Claude Puel needs a response, and he needs it fast. The issue isn’t just the results. It’s the lack of bite. Nice have gone too long without a win to feel reliable, and they’ve spent too many recent games living off scraps. You can survive that for a while in league football. In a cup tie away from home, it’s a different matter. If they don’t score first, they’ll be chasing the game against a Strasbourg side that’s already shown it can land a punch on them.
These two know each other well enough, and the recent meetings lean the way of goals rather than caution. Strasbourg beat Nice 3-1 in the league on 4 April, and that result fits a wider pattern in this fixture. The last eight meetings include plenty of shared scoring and very few clean sheets. Strasbourg have gone three straight head-to-heads without losing to Nice, and Nice haven’t kept Strasbourg out for six in a row.
There’s a clear trend here. Both teams have scored in five of the last five meetings, and four of those games have gone over 2.5 goals.
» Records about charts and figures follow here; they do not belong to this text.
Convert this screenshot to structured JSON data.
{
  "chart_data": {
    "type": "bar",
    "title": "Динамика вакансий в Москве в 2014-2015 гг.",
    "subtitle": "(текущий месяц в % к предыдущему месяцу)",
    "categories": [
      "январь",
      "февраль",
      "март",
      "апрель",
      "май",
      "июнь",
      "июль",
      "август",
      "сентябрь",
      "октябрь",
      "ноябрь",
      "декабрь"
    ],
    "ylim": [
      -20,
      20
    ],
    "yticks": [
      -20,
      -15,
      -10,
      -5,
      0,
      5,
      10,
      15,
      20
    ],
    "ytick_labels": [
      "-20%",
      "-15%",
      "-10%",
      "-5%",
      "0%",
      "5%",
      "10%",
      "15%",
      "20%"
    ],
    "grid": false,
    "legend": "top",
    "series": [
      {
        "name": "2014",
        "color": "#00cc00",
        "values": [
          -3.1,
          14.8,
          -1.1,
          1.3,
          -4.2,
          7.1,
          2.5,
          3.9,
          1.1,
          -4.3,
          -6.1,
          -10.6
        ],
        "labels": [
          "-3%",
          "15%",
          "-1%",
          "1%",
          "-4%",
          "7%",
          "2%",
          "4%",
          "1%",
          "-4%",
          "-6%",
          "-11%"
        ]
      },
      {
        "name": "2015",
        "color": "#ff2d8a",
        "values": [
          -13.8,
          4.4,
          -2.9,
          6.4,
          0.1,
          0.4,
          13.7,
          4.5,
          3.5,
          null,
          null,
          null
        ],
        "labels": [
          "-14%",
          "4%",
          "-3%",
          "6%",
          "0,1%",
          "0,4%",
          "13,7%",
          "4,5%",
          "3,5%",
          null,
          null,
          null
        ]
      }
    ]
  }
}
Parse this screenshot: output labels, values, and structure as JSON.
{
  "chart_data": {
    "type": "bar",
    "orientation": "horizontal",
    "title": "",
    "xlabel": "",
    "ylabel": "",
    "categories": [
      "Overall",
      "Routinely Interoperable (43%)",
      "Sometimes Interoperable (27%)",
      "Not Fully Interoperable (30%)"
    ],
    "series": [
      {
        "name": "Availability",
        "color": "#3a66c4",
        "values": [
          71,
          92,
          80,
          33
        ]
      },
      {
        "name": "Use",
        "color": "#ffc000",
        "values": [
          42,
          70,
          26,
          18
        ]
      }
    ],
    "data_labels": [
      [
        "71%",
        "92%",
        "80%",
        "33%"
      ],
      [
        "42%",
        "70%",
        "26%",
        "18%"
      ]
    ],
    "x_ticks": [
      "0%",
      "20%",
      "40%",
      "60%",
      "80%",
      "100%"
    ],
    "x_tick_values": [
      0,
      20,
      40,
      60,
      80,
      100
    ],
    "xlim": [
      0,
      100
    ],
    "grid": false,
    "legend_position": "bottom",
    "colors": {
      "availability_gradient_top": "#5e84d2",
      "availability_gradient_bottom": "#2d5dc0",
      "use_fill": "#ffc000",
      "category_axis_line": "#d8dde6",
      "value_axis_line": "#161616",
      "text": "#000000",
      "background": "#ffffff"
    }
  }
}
That’s not a coincidence. These matches tend to open up, and neither defence has consistently solved the other. That matters a lot in a knockout tie.
We’re backing Both Teams To Score at 4/5 for this cup tie. It’s the cleanest angle on the board. Strasbourg have scored in four of their last six and have already beaten Nice 3-1 this month, while Nice have gone five straight meetings with them without a clean sheet. Add in the head-to-head pattern — five from five for BTTS in the recent series — and this becomes hard to oppose.
The xG projection points the same way, with Strasbourg at 1.2 and Nice at 1.8. That still leaves room for a lively away win, which is why 1-2 feels like the correct scoreline. Nice have enough away threat to score once, maybe twice, but Strasbourg at home won’t go quietly. If you want a small alternative, over 2.5 goals is live too. This one doesn’t smell like a cagey cup stalemate.